Overland Park development stimulates area economy, attracts new residents

Jim Cunningham
August 16, 2018 - 5:35 am

Santa Fe Commons Park in Overland Park remains one of the busiest developments in the Kansas City area. 

All around 80th and Metcalf, new lofts and apartment buildings fill the skyline. It's exciting to Kate Sweeten, with Downtown Overland Park Partnership.

"We're seeing new residents -- we're seeing a lot of new interest in downtown Overland Park," Sweeten said. "There are a lot of eyes across Kansas City now looking at this area in a new light, that it's not kind of the old, sleepy downtown."

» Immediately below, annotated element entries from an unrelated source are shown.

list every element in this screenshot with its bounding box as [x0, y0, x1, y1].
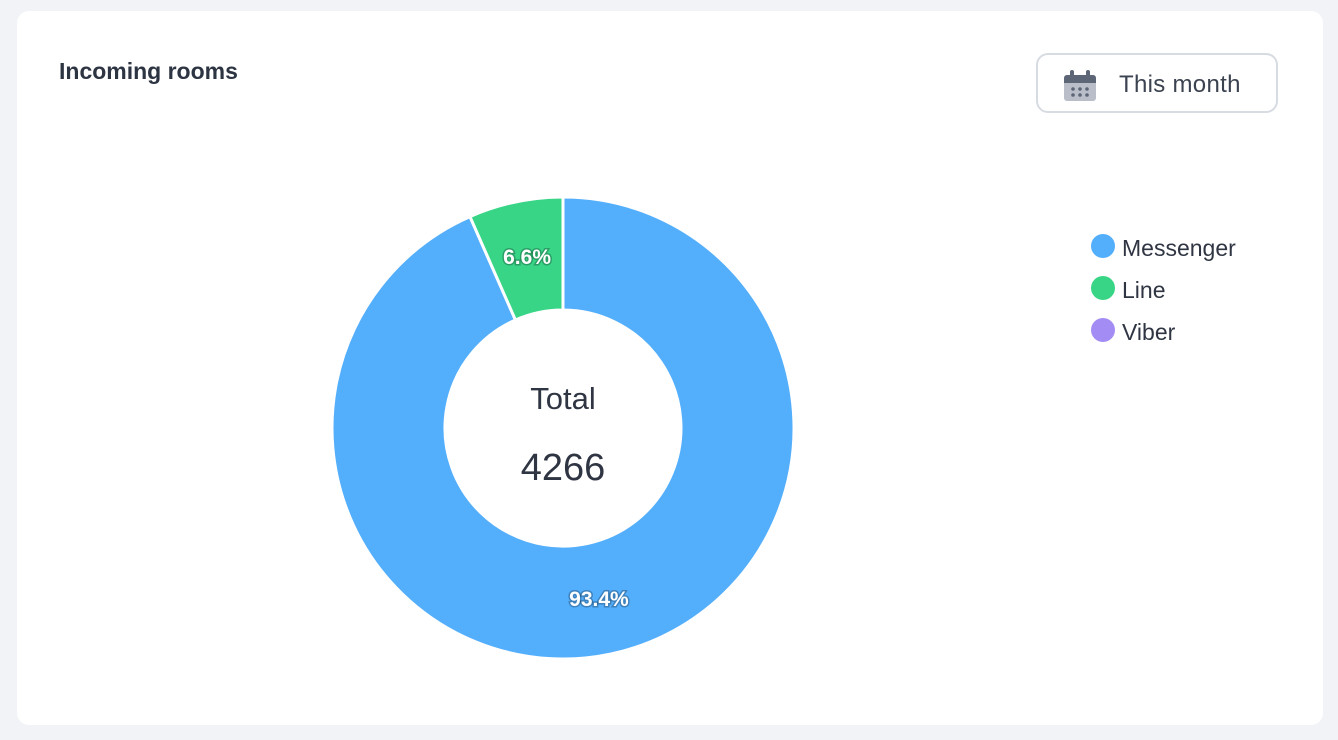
legend-item-line[interactable]: Line [1091, 276, 1236, 318]
chart-legend: Messenger Line Viber [1091, 234, 1236, 360]
date-range-label: This month [1119, 71, 1241, 98]
center-title: Total [530, 381, 595, 416]
slice-label-messenger: 93.4% [569, 588, 629, 611]
calendar-icon [1064, 70, 1096, 101]
legend-label-viber: Viber [1122, 319, 1176, 345]
center-total-value: 4266 [521, 447, 606, 489]
legend-swatch-line [1091, 276, 1115, 300]
date-range-button[interactable]: This month [1036, 53, 1278, 113]
legend-label-line: Line [1122, 277, 1166, 303]
slice-label-line: 6.6% [503, 246, 551, 269]
donut-chart: 93.4% 6.6% Total 4266 [330, 195, 796, 661]
legend-item-viber[interactable]: Viber [1091, 318, 1236, 360]
legend-swatch-messenger [1091, 234, 1115, 258]
incoming-rooms-card: Incoming rooms This month 93.4% 6.6% Tota… [17, 11, 1323, 725]
legend-label-messenger: Messenger [1122, 235, 1236, 261]
legend-swatch-viber [1091, 318, 1115, 342]
legend-item-messenger[interactable]: Messenger [1091, 234, 1236, 276]
slice-messenger[interactable] [330, 195, 796, 661]
card-title: Incoming rooms [59, 58, 238, 84]
slice-line[interactable] [467, 195, 565, 322]
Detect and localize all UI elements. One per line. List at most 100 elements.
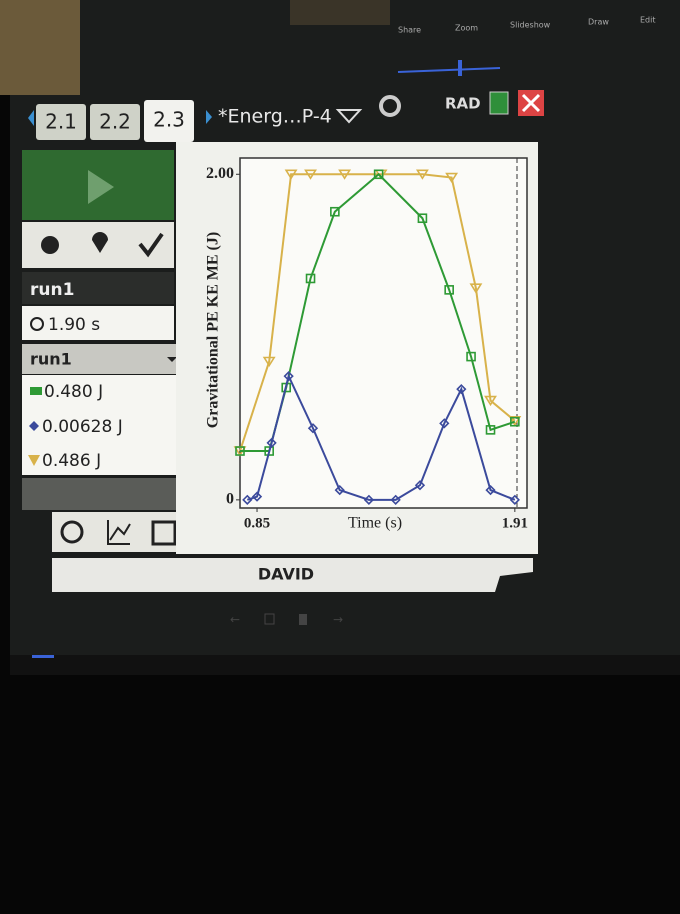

One important piece to all the downtown Overland Park redevelopment is more parking. New parking spaces have been added along 79th street. Another 400 are planned at 80th and Marty as part of the nearly $54 million five-story Edison OP project, set to begin this Fall.

People want an interesting place to live, work and play, said Carl Gerlach, Overland Park mayor. 

"They want to be able to live in a thriving area that they can walk out at night time, they can walk out during the day, they can work during the day or they can walk to a coffee shop before they go to work, and afterwards they can go to a restaurant, and they can do that," Gerlach said.

At the Downtown Farmers Market vendors are looking forward to the influx of new residents.

"It's pretty amazing, actually, that they're going to expect another thousand or 1,500 residents here," said Dave Derr, who runs the Wiener Wagon. "That's pretty cool."

Meanwhile, some people are not as enthusiastic about the growth and development. They hope the market and other local downtown businesses do not lose out on new opportunities.

"When you bring in all the shopping and consumerism, it brings in materialism, and I feel like it disconnects us from (the farmer's market)," said one woman.

Mayor Gerlach said they want to maintain the rich history of downtown Overland Park and they have no plans to change that.

"We have a lot of small bakeries, a lot of small shops that are still here," Gerlach said. "We aren't looking for a big Lowe's to come in here or a Home Depot."

Ten years ago, the city set out on the Vision Metcalf Plan, a strategic plan to increase residential development. Mayor Gerlach said he is happy to see it finally taking off.